Gitelman addresses the contemporary PDF as a culmination of the document’s lineage in “Near Print and Beyond Paper: Knowing by *.pdf.” The overall force of the chapter is less pronounced than those previous due to the inherent banality of the PDF as an overly ordinary, at times frustrating, format. Gitelman duly emphasizes this nature in her recognition that PDFs are so familiar that no “exemplary PDF” exists, yet she succeeds in viewing this document outside of our current time in order to see its place within a historical ecosystem of influence (p. 116). A middle ground between the analog and digital, the PDF looks and “acts” like print but is unquestionably not print (p. 115). Gitelman adds that whereas typescript books stimulated readers to become writers, “PDF technology works to encourage reading without writing” (p. 130). This document format is rich with suasive ethos and retains authority while supporting high transferability. Gitelman concludes by stating “PDF technology imagines its users…at the same time that actual users continue to imagine and reimagine what PDF files are for, how and why they work, and thus what they mean” (p. 118). Through this acknowledgement we can better understand the embedded affordances of today’s electronic documents when making choices between rigid PDFs, flexible Microsoft Word documents, or “living” Google Docs. 

Refusing a “neat conclusion,” Gitelman ends her book by stating it is a “gesture… ‘toward a media history of documents’ without completing” it (p. 137). Her Afterword revolves around suggestions for further areas of research, namely that of a theme running closely in tandem with document history, the amateur. Despite her reluctance to give in to the dreamy nostalgia that often surrounds zines, she highlights the strong influences of consumer culture and technology availability that constitute the social atmospheres in which amateurs and Do-It-Yourself-ers thrive. Though brief, her discussion of the effects of Do-It-Yourself on cultural production serves as an appropriate conclusion to her document history.  

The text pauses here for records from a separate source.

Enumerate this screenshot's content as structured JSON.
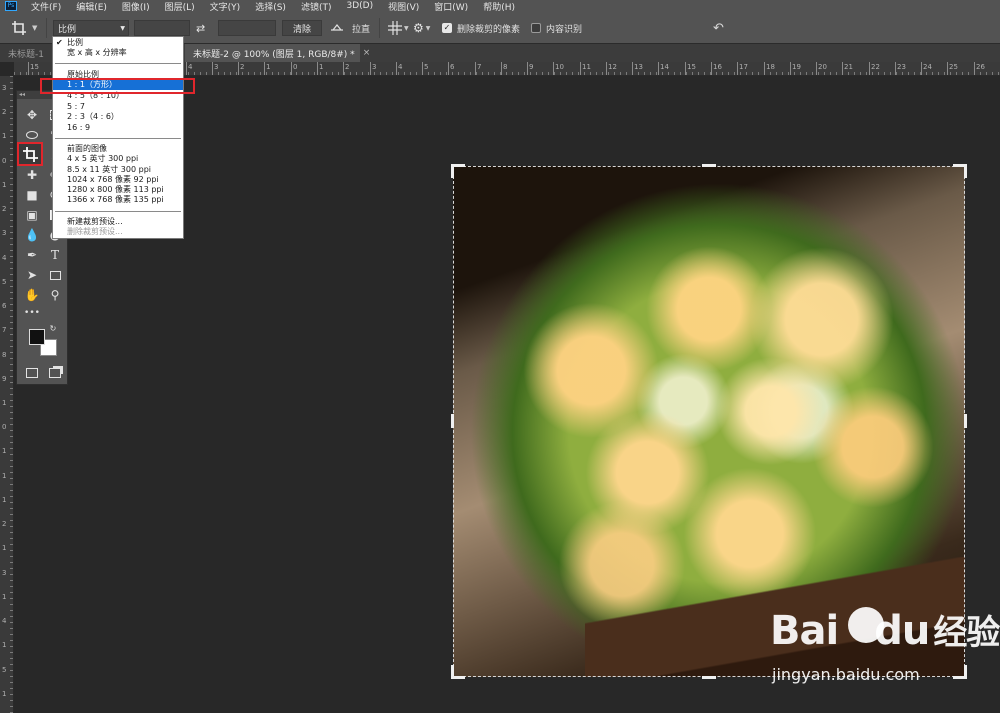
{
  "app": {
    "logo_text": "Ps"
  },
  "menubar": {
    "items": [
      "文件(F)",
      "编辑(E)",
      "图像(I)",
      "图层(L)",
      "文字(Y)",
      "选择(S)",
      "滤镜(T)",
      "3D(D)",
      "视图(V)",
      "窗口(W)",
      "帮助(H)"
    ]
  },
  "options": {
    "tool_icon": "crop-icon",
    "ratio_value": "比例",
    "swap_icon": "swap-arrows-icon",
    "clear_label": "清除",
    "straighten_label": "拉直",
    "delete_cropped_label": "删除裁剪的像素",
    "delete_cropped_checked": true,
    "content_aware_label": "内容识别",
    "content_aware_checked": false,
    "reset_icon": "undo-icon"
  },
  "tabs": [
    {
      "label": "未标题-1",
      "active": false
    },
    {
      "label": "未标题-2 @ 100% (图层 1, RGB/8#) *",
      "active": true,
      "close": "×"
    }
  ],
  "rulers": {
    "h_numbers": [
      "15",
      "9",
      "8",
      "7",
      "6",
      "5",
      "4",
      "3",
      "2",
      "1",
      "0",
      "1",
      "2",
      "3",
      "4",
      "5",
      "6",
      "7",
      "8",
      "9",
      "10",
      "11",
      "12",
      "13",
      "14",
      "15",
      "16",
      "17",
      "18",
      "19",
      "20",
      "21",
      "22",
      "23",
      "24",
      "25",
      "26"
    ],
    "v_numbers": [
      "3",
      "2",
      "1",
      "0",
      "1",
      "2",
      "3",
      "4",
      "5",
      "6",
      "7",
      "8",
      "9",
      "1",
      "0",
      "1",
      "1",
      "1",
      "2",
      "1",
      "3",
      "1",
      "4",
      "1",
      "5",
      "1"
    ]
  },
  "ratio_dropdown": {
    "items": [
      {
        "label": "比例",
        "checked": true
      },
      {
        "label": "宽 x 高 x 分辨率"
      },
      {
        "label": "原始比例"
      },
      {
        "label": "1 : 1（方形）",
        "selected": true
      },
      {
        "label": "4 : 5（8 : 10）"
      },
      {
        "label": "5 : 7"
      },
      {
        "label": "2 : 3（4 : 6）"
      },
      {
        "label": "16 : 9"
      },
      {
        "label": "前面的图像"
      },
      {
        "label": "4 x 5 英寸 300 ppi"
      },
      {
        "label": "8.5 x 11 英寸 300 ppi"
      },
      {
        "label": "1024 x 768 像素 92 ppi"
      },
      {
        "label": "1280 x 800 像素 113 ppi"
      },
      {
        "label": "1366 x 768 像素 135 ppi"
      },
      {
        "label": "新建裁剪预设..."
      },
      {
        "label": "删除裁剪预设...",
        "disabled": true
      }
    ]
  },
  "tools": {
    "grip": "◂◂",
    "items": [
      "move-icon",
      "marquee-icon",
      "lasso-icon",
      "quick-select-icon",
      "crop-icon",
      "eyedropper-icon",
      "healing-icon",
      "brush-icon",
      "stamp-icon",
      "history-brush-icon",
      "eraser-icon",
      "gradient-icon",
      "blur-icon",
      "dodge-icon",
      "pen-icon",
      "type-icon",
      "path-select-icon",
      "rectangle-icon",
      "hand-icon",
      "zoom-icon",
      "more-tools-icon"
    ],
    "type_glyph": "T",
    "more_glyph": "•••"
  },
  "watermark": {
    "logo": "Bai",
    "logo_suffix": "du",
    "right": "经验",
    "url": "jingyan.baidu.com"
  }
}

Demonstrated through themes of authorship, reproduction, labor practices, and the amateur, Paper Knowledge underscores the importance of investigating vernacular texts by showing readers how past document formats shape our understanding of today’s documents and the epistemologies they create. By historicizing this genre rendered nearly invisible by its ordinariness, Gitelman reveals how the very bits of ephemera that constitute much of our historical knowledge can be understood as entities in and of themselves; documents encompassing their own unique histories outside their applications while also being uniquely demarcated by them. She succeeds in uncovering, “the assumptions about documents that have been built into PDF (portable document format) technology, and how…using that technology help reinforce or reimagine the document” (p. 18). Media scholars of all walks will appreciate her meticulous and thought-provoking analyses of the surrounding practices of some of our most commonplace—yet immensely influential—media artifacts.

Biography

Sarah Evans is a PhD student in the Communication, Rhetoric, and Digital Media program at North Carolina State University. Her research areas include game studies, rhetoric, and critical media studies.